Movement is the first way in which children explore the reality around them, which gives concrete experience, and then translates into symbolic representations to flow into intellectual categories.
Action becomes intentional and doing, although initially bodily and experiential, subsequently creates the first forms of contemplation.
The concepts are not limited to fix themselves in a fleeting way, but they find multiple connections, since all the sensory channels are stimulated, offering significant mental associations more than just routine learning.
We deal with the objective reality of “things” and their relationship with the surrounding environment, rather than working exclusively on ideas, combining in an active synthesis the pedagogy of listening with the pedagogy of action.
The workshop is structured by involving and activating multiple cognitive dimensions:
- The perception of the body schema
- Basic motor schemes and coordination skills (motor adaptation, control and learning)
- The organisation of space
- Spatial awareness
- Temporal structuring
- Basic mathematical aspects (classification, serialisation, number, etc.)
- The structuring of numerical representations and geometric shapes
- The formulation of hypotheses, the solution of problems
- The organisation and reinforcement of memory processes
- The analysis and synthesis processes that underlie the acquisition of reading and writing.
Focusing on the critical formation of the mind, on conceptual clarity, through a total body experience, implies the involvement of playful, praxis, rhythmic, logical, linguistic, mathematical, space and time works, setting in motion, in a coordinated way, a multiplicity of physical, emotional, expressive and intellectual stimuli.
All this can be built from childhood. Spontaneous experiences create an introduction in recognition of the space within which one moves and awakens the desire to move, to explore, to perceive, to recognise sensations and to understand.
From the area of perception and of perceptive synthesis, we reach the area of representation and therefore of knowledge and self-awareness.
You can start playing with the conceptual elements long before you have discovered them.

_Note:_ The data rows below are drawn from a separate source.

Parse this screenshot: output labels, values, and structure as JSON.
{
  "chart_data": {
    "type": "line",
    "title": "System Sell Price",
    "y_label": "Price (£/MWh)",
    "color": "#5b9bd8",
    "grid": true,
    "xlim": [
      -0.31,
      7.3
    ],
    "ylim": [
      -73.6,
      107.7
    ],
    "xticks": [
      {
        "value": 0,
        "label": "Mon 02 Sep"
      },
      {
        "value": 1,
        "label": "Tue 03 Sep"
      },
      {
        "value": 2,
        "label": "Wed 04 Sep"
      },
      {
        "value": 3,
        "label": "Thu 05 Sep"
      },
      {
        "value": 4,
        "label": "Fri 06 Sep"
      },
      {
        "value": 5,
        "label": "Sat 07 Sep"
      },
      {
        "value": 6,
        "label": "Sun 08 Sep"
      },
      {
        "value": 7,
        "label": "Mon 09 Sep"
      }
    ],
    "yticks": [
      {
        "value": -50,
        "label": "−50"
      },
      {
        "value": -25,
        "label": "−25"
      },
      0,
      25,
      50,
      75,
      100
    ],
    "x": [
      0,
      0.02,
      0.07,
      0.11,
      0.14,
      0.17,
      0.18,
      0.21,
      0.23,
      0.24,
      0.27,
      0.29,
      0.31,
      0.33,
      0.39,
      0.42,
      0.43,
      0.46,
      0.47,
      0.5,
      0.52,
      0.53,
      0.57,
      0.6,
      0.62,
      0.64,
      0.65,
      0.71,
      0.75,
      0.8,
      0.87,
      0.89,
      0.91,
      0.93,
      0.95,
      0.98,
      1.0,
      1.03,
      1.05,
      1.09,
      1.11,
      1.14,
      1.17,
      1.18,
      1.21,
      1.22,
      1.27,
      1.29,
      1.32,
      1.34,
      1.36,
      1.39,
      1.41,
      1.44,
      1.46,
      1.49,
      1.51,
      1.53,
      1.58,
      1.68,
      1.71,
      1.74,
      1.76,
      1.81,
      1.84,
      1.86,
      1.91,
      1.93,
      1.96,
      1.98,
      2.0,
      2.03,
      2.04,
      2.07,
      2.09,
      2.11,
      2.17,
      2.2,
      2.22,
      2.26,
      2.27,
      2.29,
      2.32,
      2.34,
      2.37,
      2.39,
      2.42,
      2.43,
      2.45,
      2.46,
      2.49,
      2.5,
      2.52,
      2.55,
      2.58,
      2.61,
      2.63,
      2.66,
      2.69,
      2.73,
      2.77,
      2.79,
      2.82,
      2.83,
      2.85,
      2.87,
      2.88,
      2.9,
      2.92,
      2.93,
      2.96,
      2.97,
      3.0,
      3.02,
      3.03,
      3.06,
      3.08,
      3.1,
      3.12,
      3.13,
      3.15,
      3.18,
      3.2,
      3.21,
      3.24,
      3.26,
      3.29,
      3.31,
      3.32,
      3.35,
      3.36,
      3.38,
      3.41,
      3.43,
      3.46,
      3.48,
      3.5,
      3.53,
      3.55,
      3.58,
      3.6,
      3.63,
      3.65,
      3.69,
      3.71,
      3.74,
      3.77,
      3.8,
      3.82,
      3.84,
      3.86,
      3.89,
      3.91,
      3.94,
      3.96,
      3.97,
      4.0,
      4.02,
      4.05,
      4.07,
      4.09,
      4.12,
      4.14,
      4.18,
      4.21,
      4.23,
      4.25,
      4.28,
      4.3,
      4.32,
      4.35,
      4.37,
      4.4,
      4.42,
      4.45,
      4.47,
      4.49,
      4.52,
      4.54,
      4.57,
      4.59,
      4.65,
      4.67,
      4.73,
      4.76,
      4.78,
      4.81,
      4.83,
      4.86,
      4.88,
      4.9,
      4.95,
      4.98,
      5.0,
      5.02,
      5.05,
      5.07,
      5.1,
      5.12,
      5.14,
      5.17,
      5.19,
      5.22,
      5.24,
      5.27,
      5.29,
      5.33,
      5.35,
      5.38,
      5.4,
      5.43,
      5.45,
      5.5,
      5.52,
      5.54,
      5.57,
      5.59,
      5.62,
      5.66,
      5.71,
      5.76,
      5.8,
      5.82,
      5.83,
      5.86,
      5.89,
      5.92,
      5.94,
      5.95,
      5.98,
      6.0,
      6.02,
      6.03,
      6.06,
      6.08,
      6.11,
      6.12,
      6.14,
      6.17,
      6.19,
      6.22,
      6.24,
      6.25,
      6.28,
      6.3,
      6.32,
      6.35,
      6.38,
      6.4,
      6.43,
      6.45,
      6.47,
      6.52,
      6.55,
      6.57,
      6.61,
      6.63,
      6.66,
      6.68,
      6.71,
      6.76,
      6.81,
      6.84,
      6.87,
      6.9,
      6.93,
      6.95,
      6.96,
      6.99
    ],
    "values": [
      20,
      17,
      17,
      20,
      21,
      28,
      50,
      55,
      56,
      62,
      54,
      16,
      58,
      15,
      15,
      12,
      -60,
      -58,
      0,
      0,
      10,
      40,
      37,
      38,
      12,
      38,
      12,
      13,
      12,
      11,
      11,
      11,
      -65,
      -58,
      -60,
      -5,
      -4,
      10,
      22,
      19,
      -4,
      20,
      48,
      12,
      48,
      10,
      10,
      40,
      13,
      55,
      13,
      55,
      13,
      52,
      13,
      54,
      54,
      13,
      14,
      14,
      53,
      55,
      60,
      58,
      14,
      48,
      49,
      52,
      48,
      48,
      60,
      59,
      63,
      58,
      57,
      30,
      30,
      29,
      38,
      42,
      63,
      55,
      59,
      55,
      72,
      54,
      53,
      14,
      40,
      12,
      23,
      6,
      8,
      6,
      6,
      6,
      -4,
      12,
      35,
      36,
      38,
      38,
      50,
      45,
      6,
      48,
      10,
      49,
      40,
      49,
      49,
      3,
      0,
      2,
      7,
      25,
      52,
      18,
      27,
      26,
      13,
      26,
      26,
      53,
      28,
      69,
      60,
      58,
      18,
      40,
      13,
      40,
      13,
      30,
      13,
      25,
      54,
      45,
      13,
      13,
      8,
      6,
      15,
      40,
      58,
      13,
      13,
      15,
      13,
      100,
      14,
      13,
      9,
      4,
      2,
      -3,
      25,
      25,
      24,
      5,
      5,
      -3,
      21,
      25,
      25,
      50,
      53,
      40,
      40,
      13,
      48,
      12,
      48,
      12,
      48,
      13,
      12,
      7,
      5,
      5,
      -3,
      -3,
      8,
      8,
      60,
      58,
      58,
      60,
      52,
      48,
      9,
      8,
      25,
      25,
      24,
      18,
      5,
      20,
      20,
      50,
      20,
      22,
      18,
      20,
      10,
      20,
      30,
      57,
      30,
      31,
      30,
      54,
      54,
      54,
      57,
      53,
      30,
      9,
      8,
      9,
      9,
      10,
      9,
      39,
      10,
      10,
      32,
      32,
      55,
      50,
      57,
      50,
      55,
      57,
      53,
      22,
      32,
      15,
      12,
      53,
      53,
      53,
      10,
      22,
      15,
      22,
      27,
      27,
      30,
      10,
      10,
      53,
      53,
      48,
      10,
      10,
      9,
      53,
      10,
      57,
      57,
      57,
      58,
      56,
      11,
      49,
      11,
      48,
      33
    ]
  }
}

The child must be able to build with tangible materials through manipulation, even before being able to analyse, abstract and generalise.
Learning must be the result of discovery and the experiences offered must be organised with rigor and precision, scrupulously respecting the psychological aspects and the personal development rhythm of each child.
The constant attempt is a look to value, to encourage even tiny steps of openness to the knowledge of the world, to make them then representative of a continuous search for personal and value growth.
The child is guided with expertise that develops knowledge in the beauty of things and of reality and knowledge in its essence which becomes human and psychic progression.